Over time, amid continuing dysfunction at home, my grades took a nosedive. I got lost in addiction. So did my husband. We are both lucky we made it out of the chaos alive and not imprisoned, although it took decades. We met in recovery, in our forties. I’m brushing over a lot of misery to get to the point, although I won’t brush over the fact that there was a lot of real, capital-T trauma. But I’m an adult who has come to terms with things that happened in my youth that were out of my control, and I have a good relationship with my parents in spite of all the water under the bridge. Something something something, they did the best they could. I know people who had it much worse. My dad provided for us and didn’t flake on the finances.

But still, when I recall this history, a rage boils up to the surface. Grief for lost potential and what could have been. Anger at how my parents became so obsessed with their new significant others that we became side notes.

And that rage is triggered constantly in adulthood. It’s triggered when they try to be parents now, after they abandoned their duty when it mattered. It’s triggered when they try to give us advice about raising our kid, as if I would take any parenting advice from them, ever.

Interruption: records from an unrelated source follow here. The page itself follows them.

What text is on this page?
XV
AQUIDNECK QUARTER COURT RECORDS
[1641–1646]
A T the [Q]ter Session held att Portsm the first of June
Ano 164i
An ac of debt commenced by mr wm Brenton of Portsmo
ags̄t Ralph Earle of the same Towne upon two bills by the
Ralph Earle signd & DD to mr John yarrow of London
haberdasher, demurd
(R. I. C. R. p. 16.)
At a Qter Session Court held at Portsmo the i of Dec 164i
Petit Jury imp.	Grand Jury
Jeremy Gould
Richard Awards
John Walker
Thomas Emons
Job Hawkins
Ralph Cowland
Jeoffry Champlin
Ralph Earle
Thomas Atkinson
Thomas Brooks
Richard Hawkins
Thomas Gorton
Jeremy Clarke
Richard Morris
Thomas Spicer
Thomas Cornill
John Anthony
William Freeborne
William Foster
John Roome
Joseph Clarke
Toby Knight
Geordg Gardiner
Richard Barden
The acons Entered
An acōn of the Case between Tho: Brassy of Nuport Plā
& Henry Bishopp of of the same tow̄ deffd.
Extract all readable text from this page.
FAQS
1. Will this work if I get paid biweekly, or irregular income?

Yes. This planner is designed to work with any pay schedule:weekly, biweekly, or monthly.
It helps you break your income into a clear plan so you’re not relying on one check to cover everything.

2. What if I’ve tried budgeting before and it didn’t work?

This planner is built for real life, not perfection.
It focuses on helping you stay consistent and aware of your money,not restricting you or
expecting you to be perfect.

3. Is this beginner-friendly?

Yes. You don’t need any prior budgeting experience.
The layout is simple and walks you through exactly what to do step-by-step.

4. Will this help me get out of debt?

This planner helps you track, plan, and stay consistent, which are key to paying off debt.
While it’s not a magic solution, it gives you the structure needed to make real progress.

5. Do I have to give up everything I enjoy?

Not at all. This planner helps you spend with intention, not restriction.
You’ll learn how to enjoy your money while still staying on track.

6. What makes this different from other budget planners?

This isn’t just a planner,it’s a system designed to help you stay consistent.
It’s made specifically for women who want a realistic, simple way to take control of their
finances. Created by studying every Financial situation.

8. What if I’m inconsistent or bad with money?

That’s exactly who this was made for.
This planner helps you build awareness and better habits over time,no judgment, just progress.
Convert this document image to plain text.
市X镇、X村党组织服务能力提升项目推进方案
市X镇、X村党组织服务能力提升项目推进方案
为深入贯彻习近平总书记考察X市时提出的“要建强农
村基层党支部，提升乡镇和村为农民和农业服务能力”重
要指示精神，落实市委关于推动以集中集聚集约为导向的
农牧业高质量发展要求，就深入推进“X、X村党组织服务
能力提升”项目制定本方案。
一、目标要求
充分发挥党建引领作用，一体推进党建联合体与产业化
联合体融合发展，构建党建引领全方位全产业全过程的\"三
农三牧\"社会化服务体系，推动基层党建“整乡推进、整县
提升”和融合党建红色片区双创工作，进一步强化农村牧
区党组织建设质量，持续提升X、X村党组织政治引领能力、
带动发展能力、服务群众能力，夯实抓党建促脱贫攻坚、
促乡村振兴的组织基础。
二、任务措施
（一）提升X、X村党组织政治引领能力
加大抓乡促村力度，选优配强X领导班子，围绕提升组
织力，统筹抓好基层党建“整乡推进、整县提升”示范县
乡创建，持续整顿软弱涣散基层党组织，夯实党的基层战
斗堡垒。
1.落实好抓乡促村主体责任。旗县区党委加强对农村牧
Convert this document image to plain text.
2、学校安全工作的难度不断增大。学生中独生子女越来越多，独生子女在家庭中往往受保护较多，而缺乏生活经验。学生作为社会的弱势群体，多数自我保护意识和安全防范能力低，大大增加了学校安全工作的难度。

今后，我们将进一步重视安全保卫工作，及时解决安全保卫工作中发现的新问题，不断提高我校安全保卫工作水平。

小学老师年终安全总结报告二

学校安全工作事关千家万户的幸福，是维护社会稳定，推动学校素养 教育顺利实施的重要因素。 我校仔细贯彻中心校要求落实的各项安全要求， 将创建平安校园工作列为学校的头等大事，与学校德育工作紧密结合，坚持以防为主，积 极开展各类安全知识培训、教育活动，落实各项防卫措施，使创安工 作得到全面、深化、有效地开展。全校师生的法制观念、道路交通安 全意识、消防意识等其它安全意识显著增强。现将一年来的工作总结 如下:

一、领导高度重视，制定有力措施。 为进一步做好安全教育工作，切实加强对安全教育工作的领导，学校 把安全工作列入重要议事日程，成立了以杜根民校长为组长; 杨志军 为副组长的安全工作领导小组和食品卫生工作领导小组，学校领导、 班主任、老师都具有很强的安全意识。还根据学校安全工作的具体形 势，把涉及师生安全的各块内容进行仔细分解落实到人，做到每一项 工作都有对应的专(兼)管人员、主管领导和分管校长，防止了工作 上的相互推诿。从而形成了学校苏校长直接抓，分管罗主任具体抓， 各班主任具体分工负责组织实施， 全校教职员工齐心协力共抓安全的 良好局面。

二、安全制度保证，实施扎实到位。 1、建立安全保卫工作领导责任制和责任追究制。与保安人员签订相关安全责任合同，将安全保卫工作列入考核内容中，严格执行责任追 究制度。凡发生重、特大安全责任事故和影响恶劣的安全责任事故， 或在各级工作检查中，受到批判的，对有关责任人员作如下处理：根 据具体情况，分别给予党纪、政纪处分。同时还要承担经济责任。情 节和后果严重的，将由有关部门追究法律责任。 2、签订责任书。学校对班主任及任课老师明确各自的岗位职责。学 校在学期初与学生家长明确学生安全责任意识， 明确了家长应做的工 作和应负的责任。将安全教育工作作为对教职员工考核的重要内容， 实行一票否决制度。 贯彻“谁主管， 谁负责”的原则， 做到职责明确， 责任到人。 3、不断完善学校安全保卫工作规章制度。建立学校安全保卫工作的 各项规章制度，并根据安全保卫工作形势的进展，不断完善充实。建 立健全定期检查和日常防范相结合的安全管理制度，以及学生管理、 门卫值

Before I had a kid, I asked people who came from similar backgrounds how they managed to raise great, well-adjusted kids. They always said the same thing: “I just did the opposite of what my parents did.”

The rage is triggered again when my husband and I try to manage for our daughter to see four sets of grandparents who all want a piece of her. Some of them haven’t spoken since they split up and refuse to be in the same room together. I’m not sure what that means for future holidays or recitals or softball games, but I get furious at the idea that I’m still taking care of these boomers emotionally, over thirty years later, and that they still haven’t figured out how to put aside their differences and grievances — which their children have been asked to do for decades — for us.

All of this is to say something you don’t hear that often: divorce will affect your kids for the rest of their lives, well into adulthood. They will have split holidays and summers. They will have stepparents. Their kids will have step-grandparents. Whatever inheritance they would have been entitled to is often being divvied up with other spouses and their kids. More important than the money, however, is the attention they’ll never get because their parents are dating or remarrying or whatever. They will only be with one parent half of the year — if they’re lucky: we only saw my dad twice a year. They will have to choose who gets Christmas, forever. Or they will be bouncing around at holiday time with their kids, just like the old days.

I know that in many instances — for example, when there is abuse — divorce is necessary. Yet so often it feels like two people are just “over it” and want to move on with their lives and be single again instead of doing whatever it takes to make it work for the kids. People don’t want to hear this because it makes them feel bad about their decisions. Divorce sucks. It never ends — and it should be a last resort.